A woman was meant to be enjoying a relaxing flotation session at a yoga studio, but it all went wrong after she got trapped in the sensory deprivation pod.
A woman was meant to be enjoying a relaxing flotation session at a yoga studio, but it all went wrong after she got trapped in the sensory deprivation pod.

Woman sucked under in relaxation floating tank nightmare

A Melbourne woman says she was left severely injured and traumatised after a relaxing flotation session descended into horror.

Angela Leslie was floating in a sensory deprivation pod at the Elevation Floatation and Yoga clinic when the tank's drainage system began, causing her hair to be sucked into the filter.

A panicked struggle ensued as Ms Leslie tried to free her hair as the pod began its filtration cycle, she alleges in court documents.

The 47-year-old claims she suffered spinal and shoulder injuries and needed surgery on her left knee as a result of contorting her body awkwardly inside the isolation tank.

Her partner, who was floating in a tank nearby, eventually freed her from the powerful suction.

Ms Leslie is suing the Hawthorn East clinic claiming damages.

The health and wellness clinic in Melbourne's leafy east, which has been promoted by footy players and beauty pageant winners, promises the trendy new-age therapy will "almost serve as a mini vacation from the hustle and bustle of everyday life".

The company's website says the benefits of flotation therapy include stress and pain relief, improved mood and that it can even be used to treat symptoms of post-traumatic stress disorder.

Ms Leslie claimed she had been unable to return to her work at a supermarket since the incident in February 2018 and still suffered pain, shock and PTSD.

A statement of claim filed in Victoria's County Court this month alleges the clinic failed in its duty of care to Ms Leslie, resulting in the aggravation of previous spinal injuries.

Clinic owner Dinuka Bandara told the Herald Sun he believed Ms Leslie slept through or ignored the warning signals that the session was ending and the drainage was about to start.

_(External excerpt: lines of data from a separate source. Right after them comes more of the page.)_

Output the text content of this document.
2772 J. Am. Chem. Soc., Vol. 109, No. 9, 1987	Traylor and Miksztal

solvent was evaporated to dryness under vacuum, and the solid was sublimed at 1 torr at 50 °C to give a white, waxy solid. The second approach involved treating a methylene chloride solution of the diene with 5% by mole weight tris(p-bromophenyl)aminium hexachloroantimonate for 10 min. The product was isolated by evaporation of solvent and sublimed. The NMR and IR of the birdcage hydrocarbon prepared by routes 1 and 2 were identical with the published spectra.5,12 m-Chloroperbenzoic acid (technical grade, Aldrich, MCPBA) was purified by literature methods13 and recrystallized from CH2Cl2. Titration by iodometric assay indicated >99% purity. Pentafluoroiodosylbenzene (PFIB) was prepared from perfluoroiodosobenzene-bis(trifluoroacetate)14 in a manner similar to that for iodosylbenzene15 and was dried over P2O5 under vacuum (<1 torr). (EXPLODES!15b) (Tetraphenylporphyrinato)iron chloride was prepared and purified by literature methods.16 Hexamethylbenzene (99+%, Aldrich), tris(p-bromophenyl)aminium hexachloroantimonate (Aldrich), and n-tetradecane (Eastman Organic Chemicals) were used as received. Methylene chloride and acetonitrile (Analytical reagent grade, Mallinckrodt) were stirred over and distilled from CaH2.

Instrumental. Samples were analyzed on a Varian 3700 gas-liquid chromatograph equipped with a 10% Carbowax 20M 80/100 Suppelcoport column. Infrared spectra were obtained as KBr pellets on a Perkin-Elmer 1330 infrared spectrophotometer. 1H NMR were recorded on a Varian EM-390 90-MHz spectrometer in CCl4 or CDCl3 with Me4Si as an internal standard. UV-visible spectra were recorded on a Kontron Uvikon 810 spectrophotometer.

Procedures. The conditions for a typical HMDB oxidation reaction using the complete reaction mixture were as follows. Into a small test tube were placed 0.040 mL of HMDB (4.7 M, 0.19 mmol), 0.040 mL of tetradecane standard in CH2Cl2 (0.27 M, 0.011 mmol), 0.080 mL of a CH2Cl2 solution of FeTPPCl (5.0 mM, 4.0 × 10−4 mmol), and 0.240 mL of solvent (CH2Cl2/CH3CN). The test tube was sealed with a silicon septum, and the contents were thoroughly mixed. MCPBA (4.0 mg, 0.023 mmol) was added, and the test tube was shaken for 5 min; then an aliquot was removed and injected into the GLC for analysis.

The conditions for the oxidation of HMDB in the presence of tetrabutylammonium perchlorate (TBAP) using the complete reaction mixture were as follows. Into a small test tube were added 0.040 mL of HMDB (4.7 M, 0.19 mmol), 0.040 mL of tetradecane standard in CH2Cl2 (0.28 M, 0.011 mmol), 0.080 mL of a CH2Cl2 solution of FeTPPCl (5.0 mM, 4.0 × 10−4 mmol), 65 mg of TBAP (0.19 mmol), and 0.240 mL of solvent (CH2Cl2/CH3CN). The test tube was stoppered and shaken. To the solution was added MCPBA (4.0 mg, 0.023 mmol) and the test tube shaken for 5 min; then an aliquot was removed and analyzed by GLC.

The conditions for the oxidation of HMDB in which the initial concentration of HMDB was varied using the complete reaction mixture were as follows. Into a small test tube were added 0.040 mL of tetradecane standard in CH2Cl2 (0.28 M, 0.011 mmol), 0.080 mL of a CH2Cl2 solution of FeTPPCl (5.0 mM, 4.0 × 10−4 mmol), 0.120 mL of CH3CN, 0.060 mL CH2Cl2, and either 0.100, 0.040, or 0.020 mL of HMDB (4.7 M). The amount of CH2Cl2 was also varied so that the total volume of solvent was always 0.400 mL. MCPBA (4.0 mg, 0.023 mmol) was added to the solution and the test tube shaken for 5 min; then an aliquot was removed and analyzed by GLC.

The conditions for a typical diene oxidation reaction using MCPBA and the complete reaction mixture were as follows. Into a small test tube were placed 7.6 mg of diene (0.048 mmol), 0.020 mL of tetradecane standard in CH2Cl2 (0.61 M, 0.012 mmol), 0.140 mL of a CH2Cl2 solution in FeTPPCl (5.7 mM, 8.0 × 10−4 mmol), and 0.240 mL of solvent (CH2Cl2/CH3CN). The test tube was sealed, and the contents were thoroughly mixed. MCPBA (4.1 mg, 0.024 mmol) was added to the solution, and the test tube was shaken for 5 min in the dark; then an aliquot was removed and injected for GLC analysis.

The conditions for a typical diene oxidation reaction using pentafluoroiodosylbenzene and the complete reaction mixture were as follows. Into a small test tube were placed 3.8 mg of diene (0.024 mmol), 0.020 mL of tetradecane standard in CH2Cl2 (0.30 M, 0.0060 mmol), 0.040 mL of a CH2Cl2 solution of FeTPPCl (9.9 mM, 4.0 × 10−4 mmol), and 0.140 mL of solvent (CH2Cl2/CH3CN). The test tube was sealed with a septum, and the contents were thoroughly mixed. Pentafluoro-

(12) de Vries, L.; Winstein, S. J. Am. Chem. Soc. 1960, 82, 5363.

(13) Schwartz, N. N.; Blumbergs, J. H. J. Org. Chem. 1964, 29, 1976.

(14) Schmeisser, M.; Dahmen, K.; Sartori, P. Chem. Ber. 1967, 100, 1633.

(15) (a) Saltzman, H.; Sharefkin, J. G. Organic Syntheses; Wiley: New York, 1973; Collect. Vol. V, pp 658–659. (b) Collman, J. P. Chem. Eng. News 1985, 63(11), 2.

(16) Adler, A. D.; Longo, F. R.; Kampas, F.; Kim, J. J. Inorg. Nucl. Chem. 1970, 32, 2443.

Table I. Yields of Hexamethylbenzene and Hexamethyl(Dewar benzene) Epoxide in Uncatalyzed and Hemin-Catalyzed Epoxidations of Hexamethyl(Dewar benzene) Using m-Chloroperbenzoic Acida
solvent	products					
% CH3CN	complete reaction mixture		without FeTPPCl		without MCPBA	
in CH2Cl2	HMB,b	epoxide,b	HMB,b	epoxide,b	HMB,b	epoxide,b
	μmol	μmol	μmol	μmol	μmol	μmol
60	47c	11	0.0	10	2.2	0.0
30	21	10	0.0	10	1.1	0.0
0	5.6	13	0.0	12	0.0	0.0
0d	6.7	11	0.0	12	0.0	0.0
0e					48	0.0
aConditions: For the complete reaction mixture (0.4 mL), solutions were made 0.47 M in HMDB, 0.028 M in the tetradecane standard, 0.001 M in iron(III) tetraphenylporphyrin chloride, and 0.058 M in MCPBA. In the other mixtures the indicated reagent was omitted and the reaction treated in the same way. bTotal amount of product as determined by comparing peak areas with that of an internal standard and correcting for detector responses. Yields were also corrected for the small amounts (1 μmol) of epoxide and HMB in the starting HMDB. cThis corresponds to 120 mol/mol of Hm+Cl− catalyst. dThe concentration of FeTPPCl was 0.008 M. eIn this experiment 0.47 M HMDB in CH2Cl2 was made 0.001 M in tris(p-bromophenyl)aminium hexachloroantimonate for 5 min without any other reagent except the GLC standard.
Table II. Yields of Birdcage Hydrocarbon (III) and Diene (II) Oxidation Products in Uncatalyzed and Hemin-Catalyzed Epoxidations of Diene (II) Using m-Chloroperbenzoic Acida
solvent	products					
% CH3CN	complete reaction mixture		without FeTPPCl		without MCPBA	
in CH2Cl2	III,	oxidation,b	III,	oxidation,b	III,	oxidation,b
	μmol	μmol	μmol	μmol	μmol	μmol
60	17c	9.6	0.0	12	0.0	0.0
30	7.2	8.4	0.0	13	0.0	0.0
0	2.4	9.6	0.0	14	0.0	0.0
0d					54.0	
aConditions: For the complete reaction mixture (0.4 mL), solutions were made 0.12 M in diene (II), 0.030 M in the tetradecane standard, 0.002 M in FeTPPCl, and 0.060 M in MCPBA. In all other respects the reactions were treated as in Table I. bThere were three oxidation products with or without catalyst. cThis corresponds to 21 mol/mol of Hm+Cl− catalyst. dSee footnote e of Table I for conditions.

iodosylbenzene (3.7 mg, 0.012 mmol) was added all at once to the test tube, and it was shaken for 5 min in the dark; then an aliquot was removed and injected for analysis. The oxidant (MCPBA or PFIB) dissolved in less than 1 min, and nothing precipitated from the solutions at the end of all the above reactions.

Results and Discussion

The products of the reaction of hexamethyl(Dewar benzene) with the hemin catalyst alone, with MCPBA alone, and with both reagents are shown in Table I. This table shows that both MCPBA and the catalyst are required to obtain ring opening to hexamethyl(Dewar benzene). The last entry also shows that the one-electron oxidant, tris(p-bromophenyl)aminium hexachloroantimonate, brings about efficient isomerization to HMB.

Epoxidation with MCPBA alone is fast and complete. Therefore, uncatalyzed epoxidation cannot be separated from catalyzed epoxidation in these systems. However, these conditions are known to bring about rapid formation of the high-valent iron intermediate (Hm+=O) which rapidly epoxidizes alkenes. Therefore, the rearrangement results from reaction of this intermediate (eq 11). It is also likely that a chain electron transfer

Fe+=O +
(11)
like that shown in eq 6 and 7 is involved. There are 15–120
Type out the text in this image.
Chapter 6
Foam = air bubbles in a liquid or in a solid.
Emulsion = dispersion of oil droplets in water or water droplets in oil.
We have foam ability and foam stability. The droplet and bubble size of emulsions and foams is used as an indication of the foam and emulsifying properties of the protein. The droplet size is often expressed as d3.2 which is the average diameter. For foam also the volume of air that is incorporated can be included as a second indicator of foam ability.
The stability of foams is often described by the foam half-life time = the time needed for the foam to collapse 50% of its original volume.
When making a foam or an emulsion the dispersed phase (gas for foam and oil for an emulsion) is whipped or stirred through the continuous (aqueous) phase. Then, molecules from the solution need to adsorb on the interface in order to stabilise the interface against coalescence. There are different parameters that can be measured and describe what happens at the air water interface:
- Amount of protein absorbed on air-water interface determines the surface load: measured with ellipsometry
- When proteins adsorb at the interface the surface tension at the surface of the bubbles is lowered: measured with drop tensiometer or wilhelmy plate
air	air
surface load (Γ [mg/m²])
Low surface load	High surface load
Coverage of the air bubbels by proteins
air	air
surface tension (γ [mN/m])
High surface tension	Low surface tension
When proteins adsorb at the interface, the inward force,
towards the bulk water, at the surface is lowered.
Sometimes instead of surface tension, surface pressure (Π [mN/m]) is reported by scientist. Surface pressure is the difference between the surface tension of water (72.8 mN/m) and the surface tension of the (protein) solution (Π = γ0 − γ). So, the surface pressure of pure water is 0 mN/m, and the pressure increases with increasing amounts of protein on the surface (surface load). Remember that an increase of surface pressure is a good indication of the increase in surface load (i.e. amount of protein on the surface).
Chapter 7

"We've catered to more than 10,000 people in our float tanks since we opened (in 2015)," Mr Bandara said.

"This is the first incident we've had."

The owner said there were emergency sensors in the room and the filtration cycle was stopped as soon as they became aware Ms Leslie was still in the tank.

Mr Bandara said the couple were given a tutorial the session and claimed Ms Leslie did not follow the safety precautions.

"We go to every effort to make sure everyone is in a safe place to promote wellness and healing," he said.

"We're supporting her the best way we can."